Playing trips can be surprisingly straightforward, but there are a few subtle points you need to know about. This particular hand in poker can also feel like a bit of a problem as it’s not exactly the strongest or the weakest hand to play. This article will teach you all about them in order to improve your win rate.
Trips Or A Set?
Before we jump into the strategy of how to play trips, we’d better first clear up some possible confusion. Three-of-a-kind in poker refers to three cards with the same value. In standard poker hand rankings, this hand ranks fourth in ascending strength order, being higher than two pairs, one pair, and high card. And depending on how it’s formed, it can be called “set” and “trips”.
To be clear, the terms “set” and “trips” in poker can be quite different.
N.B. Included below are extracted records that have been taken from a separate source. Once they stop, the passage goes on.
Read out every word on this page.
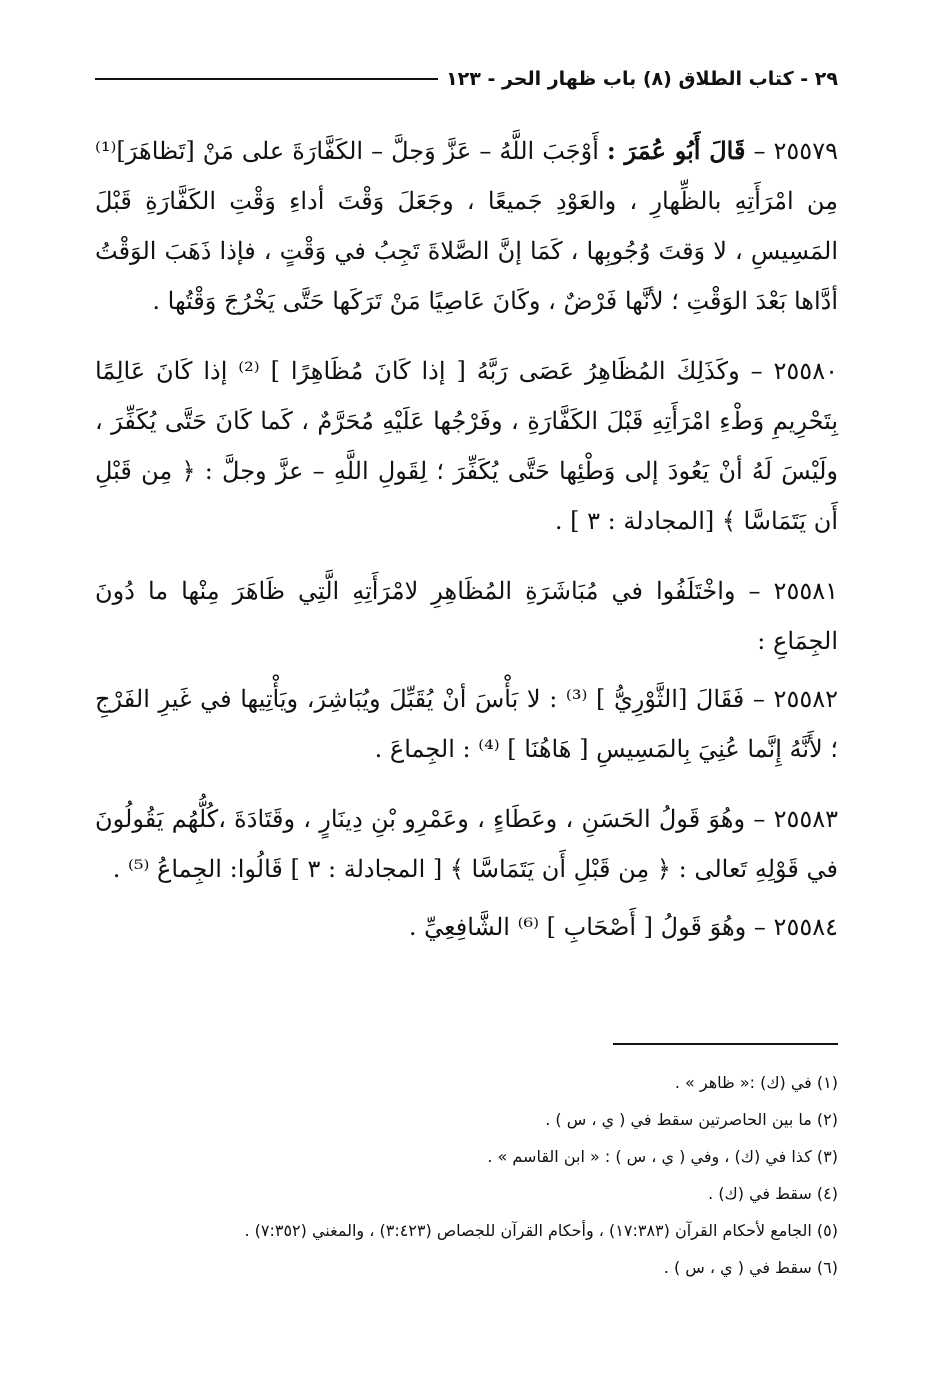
٢٩ - كتاب الطلاق (٨) باب ظهار الحر - ١٢٣

٢٥٥٧٩ – قَالَ أَبُو عُمَرَ : أَوْجَبَ اللَّهُ – عَزَّ وَجلَّ – الكَفَّارَةَ على مَنْ [تَظاهَرَ]⁽¹⁾ مِن امْرَأَتِهِ بالظِّهارِ ، والعَوْدِ جَميعًا ، وجَعَلَ وَقْتَ أداءِ وَقْتِ الكَفَّارَةِ قَبْلَ المَسِيسِ ، لا وَقتَ وُجُوبِها ، كَمَا إنَّ الصَّلاةَ تَجِبُ في وَقْتٍ ، فإذا ذَهَبَ الوَقْتُ أدَّاها بَعْدَ الوَقْتِ ؛ لأنَّها فَرْضٌ ، وكَانَ عَاصِيًا مَنْ تَرَكَها حَتَّى يَخْرُجَ وَقْتُها .

٢٥٥٨٠ – وكَذَلِكَ المُظَاهِرُ عَصَى رَبَّهُ [ إذا كَانَ مُظَاهِرًا ] ⁽²⁾ إذا كَانَ عَالِمًا بِتَحْرِيمِ وَطْءِ امْرَأَتِهِ قَبْلَ الكَفَّارَةِ ، وفَرْجُها عَلَيْهِ مُحَرَّمٌ ، كَما كَانَ حَتَّى يُكَفِّرَ ، ولَيْسَ لَهُ أنْ يَعُودَ إلى وَطْئِها حَتَّى يُكَفِّرَ ؛ لِقَولِ اللَّهِ – عزَّ وجلَّ : ﴿ مِن قَبْلِ أَن يَتَمَاسَّا ﴾ [المجادلة : ٣ ] .

٢٥٥٨١ – واخْتَلَفُوا في مُبَاشَرَةِ المُظَاهِرِ لامْرَأَتِهِ الَّتِي ظَاهَرَ مِنْها ما دُونَ الجِمَاعِ :

٢٥٥٨٢ – فَقَالَ [الثَّوْرِيُّ ] ⁽³⁾ : لا بَأْسَ أنْ يُقَبِّلَ ويُبَاشِرَ، ويَأْتِيها في غَيرِ الفَرْجِ ؛ لأَنَّهُ إِنَّما عُنِيَ بِالمَسِيسِ [ هَاهُنَا ] ⁽⁴⁾ : الجِماعَ .

٢٥٥٨٣ – وهُوَ قَولُ الحَسَنِ ، وعَطَاءٍ ، وعَمْرِو بْنِ دِينَارٍ ، وقَتَادَةَ ،كُلُّهُم يَقُولُونَ في قَوْلِهِ تَعالى : ﴿ مِن قَبْلِ أَن يَتَمَاسَّا ﴾ [ المجادلة : ٣ ] قَالُوا: الجِماعُ ⁽⁵⁾ .

٢٥٥٨٤ – وهُوَ قَولُ [ أَصْحَابِ ] ⁽⁶⁾ الشَّافِعِيِّ .

(١) في (ك) :« ظاهر » .
(٢) ما بين الحاصرتين سقط في ( ي ، س ) .
(٣) كذا في (ك) ، وفي ( ي ، س ) : « ابن القاسم » .
(٤) سقط في (ك) .
(٥) الجامع لأحكام القرآن (١٧:٣٨٣) ، وأحكام القرآن للجصاص (٣:٤٢٣) ، والمغني (٧:٣٥٢) .
(٦) سقط في ( ي ، س ) .
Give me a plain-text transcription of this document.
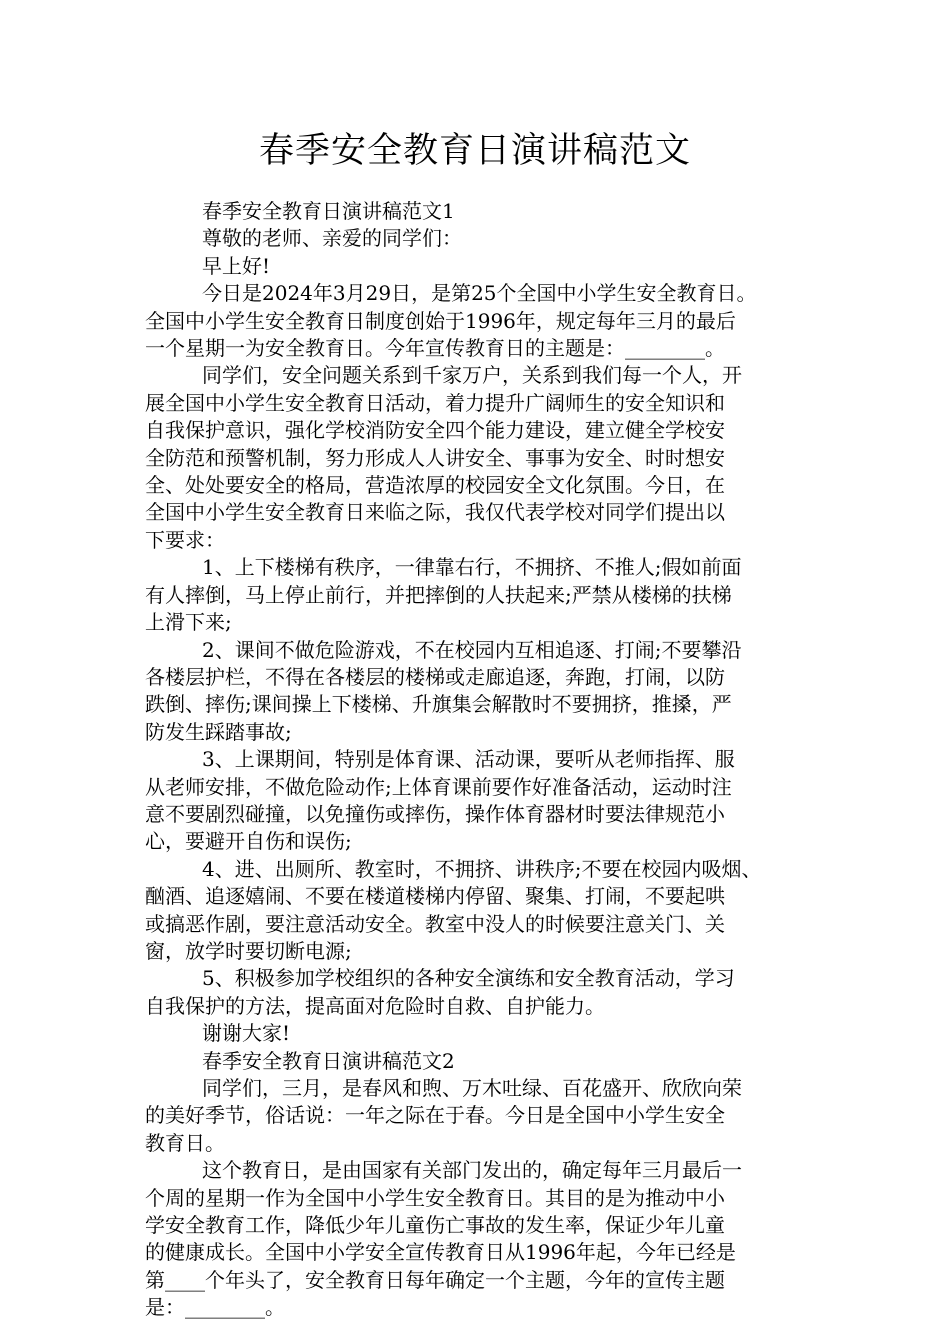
春季安全教育日演讲稿范文

春季安全教育日演讲稿范文1

尊敬的老师、亲爱的同学们：

早上好!

今日是2024年3月29日，是第25个全国中小学生安全教育日。

全国中小学生安全教育日制度创始于1996年，规定每年三月的最后

一个星期一为安全教育日。今年宣传教育日的主题是：________。

同学们，安全问题关系到千家万户，关系到我们每一个人，开

展全国中小学生安全教育日活动，着力提升广阔师生的安全知识和

自我保护意识，强化学校消防安全四个能力建设，建立健全学校安

全防范和预警机制，努力形成人人讲安全、事事为安全、时时想安

全、处处要安全的格局，营造浓厚的校园安全文化氛围。今日，在

全国中小学生安全教育日来临之际，我仅代表学校对同学们提出以

下要求：

1、上下楼梯有秩序，一律靠右行，不拥挤、不推人;假如前面

有人摔倒，马上停止前行，并把摔倒的人扶起来;严禁从楼梯的扶梯

上滑下来;

2、课间不做危险游戏，不在校园内互相追逐、打闹;不要攀沿

各楼层护栏，不得在各楼层的楼梯或走廊追逐，奔跑，打闹，以防

跌倒、摔伤;课间操上下楼梯、升旗集会解散时不要拥挤，推搡，严

防发生踩踏事故;

3、上课期间，特别是体育课、活动课，要听从老师指挥、服

从老师安排，不做危险动作;上体育课前要作好准备活动，运动时注

意不要剧烈碰撞，以免撞伤或摔伤，操作体育器材时要法律规范小

心，要避开自伤和误伤;

4、进、出厕所、教室时，不拥挤、讲秩序;不要在校园内吸烟、

酗酒、追逐嬉闹、不要在楼道楼梯内停留、聚集、打闹，不要起哄

或搞恶作剧，要注意活动安全。教室中没人的时候要注意关门、关

窗，放学时要切断电源;

5、积极参加学校组织的各种安全演练和安全教育活动，学习

自我保护的方法，提高面对危险时自救、自护能力。

谢谢大家!

春季安全教育日演讲稿范文2

同学们，三月，是春风和煦、万木吐绿、百花盛开、欣欣向荣

的美好季节，俗话说：一年之际在于春。今日是全国中小学生安全

教育日。

这个教育日，是由国家有关部门发出的，确定每年三月最后一

个周的星期一作为全国中小学生安全教育日。其目的是为推动中小

学安全教育工作，降低少年儿童伤亡事故的发生率，保证少年儿童

的健康成长。全国中小学安全宣传教育日从1996年起，今年已经是

第____个年头了，安全教育日每年确定一个主题，今年的宣传主题

是：________。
A pocket pair in the hole that connects with the cards on the board to make three of a kind is called a set. Trips, on the other hand, is a three-of-a-kind that uses just one hole card in your hand. Both terms are often used in games like Omaha or Seven Card Stud, but this poker strategy article deals solely with Texas Hold’em.
Playing Trips As The Aggressor
Okay, with the definition of trips clarified, it’s time to talk tactics. Perhaps the most important thing to note is the difference between holding trips as the pre-flop aggressor, compared to calling.
Why is that the case? Because when you are the one doing the raising, you hold a range advantage. As such, you should naturally continue to be aggressive after the flop. However, the value of your trips will determine exactly how big of an advantage you hold.
On the flip side, if you call pre-flop, then your opponent is typically the one holding the range advantage. That means you should be inclined to slow down and be a little less aggressive. The situation may even call for you to get a little trappy with your flopped trips.
Let’s now take a look at a few examples that will help to illustrate the point.
Hand Example – Low Trips
Imagine a rainbow flop of 6-6-2 after you had raised pre-flop from the button and found one caller. For this kind of hands, if you use a solver, you’ll be advised to bet around 90% of the time. The other 10% should be to check when you hold a lower kicker. Suited connectors like 7-6 or 6-5, for instance.
You probably don’t want to be overly aggressive in this spot, however. If you take a well-constructed pre-flop raising range for this situation, you probably have trips slightly less often than your opponent. You’re much more likely to be looking at pocket pairs and overcards, so you need to behave accordingly to protect your range.
Hand Example – High Trips
Now let’s imagine the same pre-flop set up, raising from the button and finding a single call. But this time, the flop is a rainbow Q-Q-4. In such a situation, the solver will still tell you to bet out approximately 90% of the time. And the remaining 10% are also checks with weaker kickers, such as J-6 through to J-9.
But the key difference is that perceived range. You obviously have many more hand combinations involving a Q in your range than a 6, as per the first example. Would you really be raising with J-6o, T-6o, or 9-6o, for instance? Seems unlikely. But hands like Q-J, Q-T, and Q-9 are definitely worth a pre-flop button raise in an unopened pot.
This range advantage gives you permission to be more aggressive. After all, you are now more likely to have trips than your opponent. You can bet for value with some thinner holdings, for instance. The 10% of checks are purely there to protect and properly balance your range.
How To Play Trips After Calling
Okay, now let’s go back to the first example, but turn the tables. This time you’re in the Big Blind and are facing the button raise. The flop comes 6-6-2 rainbow. What to do?
It doesn’t make too much sense to bet out, as most of the time players will check to the initial aggressor. It looks too weird to bet here, and what story could we possibly be telling our opponent anyway? If we really had trips in this spot, what do we gain by firing? We’d almost certainly look to get tricky if we had a strong hand.
So, after we check, our opponent fires a small to medium-sized continuation bet. What next? Well, we’re obviously never folding in this spot, but a check-raise is suggested by solvers around two-thirds of the time.
The best hands for check-calling are A-6 offsuit and A-6 suited. That’s because they block our opponent from holding a high-value Ace, increasing the likelihood that they are bluffing. Similarly, the very lowest kicker (6-5 suited) is also a decent check-call, as it unblocks some complete bluffs. In those situations, we can extract more value later on.
We should be check-raising the very highest kickers, like K-6 through J-6, almost every time. Around 85% to 90%, in fact.
Whenever the flop brings trips, the first thing to consider is position. If you’re the pre-flop caller who’s now out of position, you should be check-raising here more often than not. But if you are the pre-flop aggressor, you need to factor in the rank of the paired community card.
If it’s higher in value, it’s more likely to connect with your range, meaning you can confidently be more aggressive. But if it’s a lower-ranking card, consider slowing down a little, betting for value less thinly, and working in fewer semi-bluffs.